The biggest difficulty regarding projectfiles is the following question: "How to make a mappingfile with unknown complexity and unknown modules". Answer: I think there is no need for it! As you can read in the persistence section, each persisteable document has to know of its own mappingfile. To put things together to a bigger structure, we can use a ordinary DOM tree. When the system has to store a projectfile, it traverses each hooked ("mounted") module and asks for a DOM-Element holding the already serialized data and saves the resulting structure to disk. Lets twist: we want to retrieve a project. What we get is a DOM-Tree. The project system needs the ability to decompose the tree and to reconstruct the moduleinstances(!) with the unmarshalled documents. This will be a really tough part and involves a whole bunch of coreservices. However: things are cut into small, well defined peaces. Each module will be responsible for its own data. Failing of one module (i.E. versionconflict, missing module, missing mapping) cant destroy the whole project !

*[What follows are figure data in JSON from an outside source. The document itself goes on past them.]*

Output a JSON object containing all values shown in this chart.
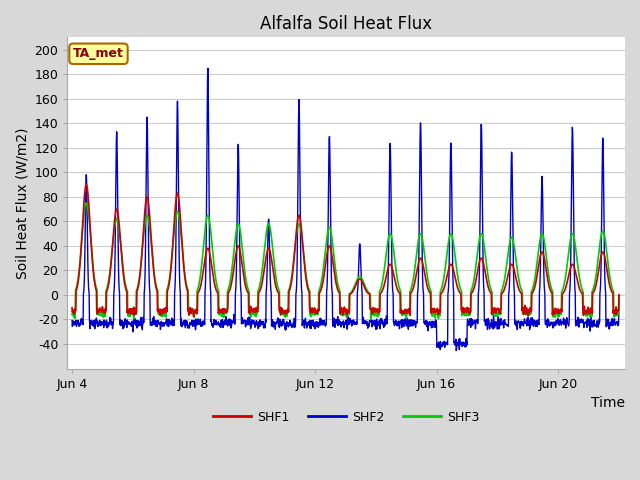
{
  "title": "Alfalfa Soil Heat Flux",
  "xlabel": "Time",
  "ylabel": "Soil Heat Flux (W/m2)",
  "ylim": [
    -60,
    210
  ],
  "yticks": [
    -40,
    -20,
    0,
    20,
    40,
    60,
    80,
    100,
    120,
    140,
    160,
    180,
    200
  ],
  "xlim": [
    3.85,
    22.2
  ],
  "xtick_labels": [
    "Jun 4",
    "Jun 8",
    "Jun 12",
    "Jun 16",
    "Jun 20"
  ],
  "xtick_days": [
    4,
    8,
    12,
    16,
    20
  ],
  "shf1_color": "#cc0000",
  "shf2_color": "#0000cc",
  "shf3_color": "#00cc00",
  "bg_color": "#d8d8d8",
  "plot_bg_color": "#ffffff",
  "grid_color": "#cccccc",
  "annotation_text": "TA_met",
  "annotation_bg": "#ffffa0",
  "annotation_border": "#aa6600",
  "title_fontsize": 12,
  "axis_label_fontsize": 10,
  "tick_fontsize": 9,
  "n_days": 18,
  "points_per_day": 96,
  "shf1_day_peaks": [
    90,
    70,
    80,
    83,
    38,
    40,
    38,
    65,
    40,
    13,
    25,
    30,
    25,
    30,
    25,
    35,
    25,
    35
  ],
  "shf2_day_peaks": [
    98,
    133,
    145,
    158,
    185,
    123,
    62,
    160,
    130,
    42,
    125,
    142,
    125,
    140,
    117,
    97,
    137,
    128
  ],
  "shf3_day_peaks": [
    75,
    62,
    65,
    68,
    65,
    58,
    58,
    58,
    55,
    15,
    50,
    50,
    50,
    50,
    47,
    50,
    50,
    52
  ]
}
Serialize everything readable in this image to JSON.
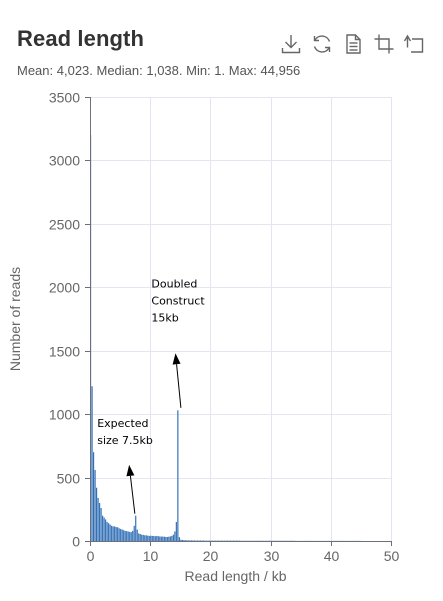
{
  "header": {
    "title": "Read length",
    "subtitle": "Mean: 4,023. Median: 1,038. Min: 1. Max: 44,956"
  },
  "toolbox": [
    {
      "name": "download-icon",
      "label": "Save as image"
    },
    {
      "name": "refresh-icon",
      "label": "Restore"
    },
    {
      "name": "data-view-icon",
      "label": "Data view"
    },
    {
      "name": "crop-icon",
      "label": "Zoom"
    },
    {
      "name": "zoom-reset-icon",
      "label": "Zoom reset"
    }
  ],
  "colors": {
    "bar": "#2f6db5",
    "grid": "#e3e6ef",
    "axis": "#6e7079",
    "icon": "#666666"
  },
  "chart_data": {
    "type": "bar",
    "title": "Read length",
    "xlabel": "Read length / kb",
    "ylabel": "Number of reads",
    "xlim": [
      0,
      50
    ],
    "ylim": [
      0,
      3500
    ],
    "x_ticks": [
      0,
      10,
      20,
      30,
      40,
      50
    ],
    "y_ticks": [
      0,
      500,
      1000,
      1500,
      2000,
      2500,
      3000,
      3500
    ],
    "grid": true,
    "bin_width_kb": 0.25,
    "x": [
      0.125,
      0.375,
      0.625,
      0.875,
      1.125,
      1.375,
      1.625,
      1.875,
      2.125,
      2.375,
      2.625,
      2.875,
      3.125,
      3.375,
      3.625,
      3.875,
      4.125,
      4.375,
      4.625,
      4.875,
      5.125,
      5.375,
      5.625,
      5.875,
      6.125,
      6.375,
      6.625,
      6.875,
      7.125,
      7.375,
      7.625,
      7.875,
      8.125,
      8.375,
      8.625,
      8.875,
      9.125,
      9.375,
      9.625,
      9.875,
      10.125,
      10.375,
      10.625,
      10.875,
      11.125,
      11.375,
      11.625,
      11.875,
      12.125,
      12.375,
      12.625,
      12.875,
      13.125,
      13.375,
      13.625,
      13.875,
      14.125,
      14.375,
      14.625,
      14.875,
      15.125,
      15.375,
      15.625,
      15.875,
      16.125,
      16.375,
      16.625,
      16.875,
      17.125,
      17.375,
      17.625,
      17.875,
      18.125,
      18.375,
      18.625,
      18.875,
      19.125,
      19.375,
      19.625,
      19.875,
      20.125,
      20.375,
      20.625,
      20.875,
      21.125,
      21.375,
      21.625,
      21.875,
      22.125,
      22.375,
      22.625,
      22.875,
      23.125,
      23.375,
      23.625,
      23.875,
      24.125,
      24.375,
      24.625,
      24.875,
      25.125,
      25.375,
      25.625,
      25.875,
      26.125,
      26.375,
      26.625,
      26.875,
      27.125,
      27.375,
      27.625,
      27.875,
      28.125,
      28.375,
      28.625,
      28.875,
      29.125,
      29.375,
      29.625,
      29.875,
      30.125,
      30.375,
      30.625,
      30.875,
      31.125,
      31.375,
      31.625,
      31.875,
      32.125,
      32.375,
      32.625,
      32.875,
      33.125,
      33.375,
      33.625,
      33.875,
      34.125,
      34.375,
      34.625,
      34.875,
      35.125,
      35.375,
      35.625,
      35.875,
      36.125,
      36.375,
      36.625,
      36.875,
      37.125,
      37.375,
      37.625,
      37.875,
      38.125,
      38.375,
      38.625,
      38.875,
      39.125,
      39.375,
      39.625,
      39.875,
      40.125,
      40.375,
      40.625,
      40.875,
      41.125,
      41.375,
      41.625,
      41.875,
      42.125,
      42.375,
      42.625,
      42.875,
      43.125,
      43.375,
      43.625,
      43.875,
      44.125,
      44.375,
      44.625,
      44.875
    ],
    "values": [
      3200,
      1220,
      700,
      560,
      420,
      340,
      300,
      260,
      200,
      185,
      170,
      150,
      140,
      130,
      120,
      115,
      115,
      110,
      108,
      100,
      95,
      90,
      85,
      80,
      78,
      75,
      72,
      70,
      80,
      120,
      200,
      90,
      60,
      55,
      50,
      48,
      45,
      45,
      42,
      40,
      42,
      40,
      40,
      38,
      40,
      38,
      36,
      35,
      35,
      34,
      32,
      32,
      34,
      36,
      40,
      50,
      75,
      150,
      1030,
      30,
      10,
      8,
      7,
      6,
      6,
      5,
      5,
      5,
      5,
      4,
      4,
      4,
      4,
      4,
      4,
      4,
      3,
      3,
      3,
      3,
      3,
      3,
      3,
      3,
      3,
      3,
      3,
      3,
      3,
      3,
      3,
      3,
      3,
      3,
      3,
      3,
      3,
      3,
      3,
      3,
      2,
      2,
      2,
      2,
      2,
      2,
      2,
      2,
      2,
      2,
      2,
      2,
      2,
      2,
      2,
      2,
      2,
      2,
      2,
      2,
      2,
      2,
      2,
      2,
      2,
      2,
      2,
      2,
      2,
      2,
      2,
      2,
      2,
      2,
      2,
      2,
      1,
      1,
      1,
      1,
      1,
      1,
      1,
      1,
      1,
      1,
      1,
      1,
      1,
      1,
      1,
      1,
      1,
      1,
      1,
      1,
      1,
      1,
      1,
      1,
      1,
      1,
      1,
      1,
      1,
      1,
      1,
      1,
      1,
      1,
      1,
      1,
      1,
      1,
      1,
      1,
      1,
      1,
      1,
      1
    ],
    "annotations": [
      {
        "id": "expected",
        "lines": [
          "Expected",
          "size 7.5kb"
        ],
        "text_at": [
          1.2,
          900
        ],
        "arrow_tail": [
          6.5,
          600
        ],
        "arrow_head": [
          7.45,
          215
        ]
      },
      {
        "id": "doubled",
        "lines": [
          "Doubled",
          "Construct",
          "15kb"
        ],
        "text_at": [
          10.2,
          2000
        ],
        "arrow_tail": [
          14.2,
          1480
        ],
        "arrow_head": [
          15.1,
          1050
        ]
      }
    ]
  }
}
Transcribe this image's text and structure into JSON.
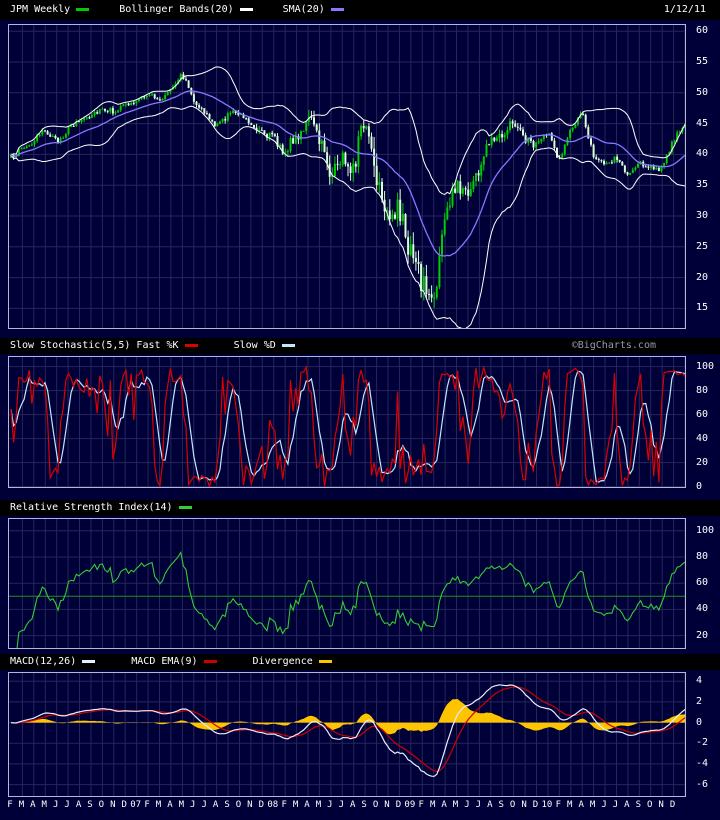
{
  "header": {
    "date": "1/12/11",
    "legend": [
      {
        "label": "JPM Weekly",
        "color": "#00cc00"
      },
      {
        "label": "Bollinger Bands(20)",
        "color": "#ffffff"
      },
      {
        "label": "SMA(20)",
        "color": "#8877ff"
      }
    ]
  },
  "watermark": "©BigCharts.com",
  "xaxis": {
    "labels": [
      "F",
      "M",
      "A",
      "M",
      "J",
      "J",
      "A",
      "S",
      "O",
      "N",
      "D",
      "07",
      "F",
      "M",
      "A",
      "M",
      "J",
      "J",
      "A",
      "S",
      "O",
      "N",
      "D",
      "08",
      "F",
      "M",
      "A",
      "M",
      "J",
      "J",
      "A",
      "S",
      "O",
      "N",
      "D",
      "09",
      "F",
      "M",
      "A",
      "M",
      "J",
      "J",
      "A",
      "S",
      "O",
      "N",
      "D",
      "10",
      "F",
      "M",
      "A",
      "M",
      "J",
      "J",
      "A",
      "S",
      "O",
      "N",
      "D"
    ]
  },
  "panels": {
    "price": {
      "yticks": [
        60,
        55,
        50,
        45,
        40,
        35,
        30,
        25,
        20,
        15
      ],
      "ymin": 11.5,
      "ymax": 61
    },
    "stochastic": {
      "legend": [
        {
          "label": "Slow Stochastic(5,5) Fast %K",
          "color": "#dd0000"
        },
        {
          "label": "Slow %D",
          "color": "#bfe8ff"
        }
      ],
      "yticks": [
        100,
        80,
        60,
        40,
        20,
        0
      ],
      "ymin": -2,
      "ymax": 108
    },
    "rsi": {
      "legend": [
        {
          "label": "Relative Strength Index(14)",
          "color": "#33cc33"
        }
      ],
      "yticks": [
        100,
        80,
        60,
        40,
        20
      ],
      "ymin": 9,
      "ymax": 109,
      "midline": 50
    },
    "macd": {
      "legend": [
        {
          "label": "MACD(12,26)",
          "color": "#e6eeff"
        },
        {
          "label": "MACD EMA(9)",
          "color": "#cc0000"
        },
        {
          "label": "Divergence",
          "color": "#ffc400"
        }
      ],
      "yticks": [
        4,
        2,
        0,
        -2,
        -4,
        -6
      ],
      "ymin": -7.3,
      "ymax": 4.8
    }
  },
  "colors": {
    "background": "#000038",
    "header_bg": "#000000",
    "grid": "#26265c",
    "border": "#b6b6d6",
    "text": "#ffffff",
    "up": "#00cc00",
    "down": "#d8ffd8",
    "bollinger": "#ffffff",
    "sma": "#8877ff",
    "stoch_k": "#dd0000",
    "stoch_d": "#bfe8ff",
    "rsi": "#33cc33",
    "rsi_mid": "#1e8f1e",
    "macd": "#e6eeff",
    "macd_ema": "#cc0000",
    "divergence": "#ffc400",
    "watermark": "#9898b0"
  },
  "chart_data": [
    {
      "type": "candlestick",
      "title": "JPM Weekly",
      "symbol": "JPM",
      "interval": "weekly",
      "x_start": "2006-02",
      "x_end": "2011-01",
      "monthly_closes": [
        39.5,
        41,
        42,
        44,
        42,
        44,
        45.5,
        46.5,
        47.5,
        47,
        48,
        48.5,
        50,
        48.5,
        51,
        53,
        49,
        46.5,
        44.5,
        46.5,
        47,
        45,
        44,
        42.5,
        40.5,
        43,
        45.5,
        43,
        37,
        39.5,
        38.5,
        46,
        37,
        31,
        30.5,
        24,
        19,
        16,
        30,
        35,
        34,
        37.5,
        43,
        43.5,
        45.5,
        42.5,
        41.5,
        43.5,
        39,
        44,
        46.5,
        40,
        38,
        39.5,
        36.5,
        38.5,
        38,
        37.5,
        42.5,
        44.5
      ],
      "overlays": [
        {
          "name": "Bollinger Bands(20)",
          "period": 20,
          "stddev": 2
        },
        {
          "name": "SMA(20)",
          "period": 20
        }
      ],
      "ylim": [
        11.5,
        61
      ],
      "yticks": [
        60,
        55,
        50,
        45,
        40,
        35,
        30,
        25,
        20,
        15
      ],
      "last_date": "1/12/11",
      "last_close": 44.5
    },
    {
      "type": "line",
      "title": "Slow Stochastic(5,5)",
      "series": [
        {
          "name": "Fast %K",
          "period": 5
        },
        {
          "name": "Slow %D",
          "period": 5
        }
      ],
      "derived_from": "JPM weekly price",
      "ylim": [
        0,
        100
      ],
      "yticks": [
        100,
        80,
        60,
        40,
        20,
        0
      ]
    },
    {
      "type": "line",
      "title": "Relative Strength Index(14)",
      "series": [
        {
          "name": "RSI",
          "period": 14
        }
      ],
      "midline": 50,
      "derived_from": "JPM weekly price",
      "ylim": [
        0,
        100
      ],
      "yticks": [
        100,
        80,
        60,
        40,
        20
      ]
    },
    {
      "type": "line+area",
      "title": "MACD(12,26)",
      "series": [
        {
          "name": "MACD",
          "fast": 12,
          "slow": 26
        },
        {
          "name": "MACD EMA(9)",
          "period": 9
        },
        {
          "name": "Divergence",
          "style": "area"
        }
      ],
      "derived_from": "JPM weekly price",
      "ylim": [
        -6,
        4
      ],
      "yticks": [
        4,
        2,
        0,
        -2,
        -4,
        -6
      ]
    }
  ]
}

Lets review another demand of the definition: “ the API has to be smart enough to allow a single module (...) to grab its parts out. ”. No Problem! We have a project directory (aka DOM-Tree). The project-API will have a method to get a named document (=DOM element). The moduleclass can use the persistencehandler to turn this element to a new instance of the module (holding the unmarshalled document)! For convenience it might be handy to have a additional method to get the first (n'th) document of a certain type back from the projecttree.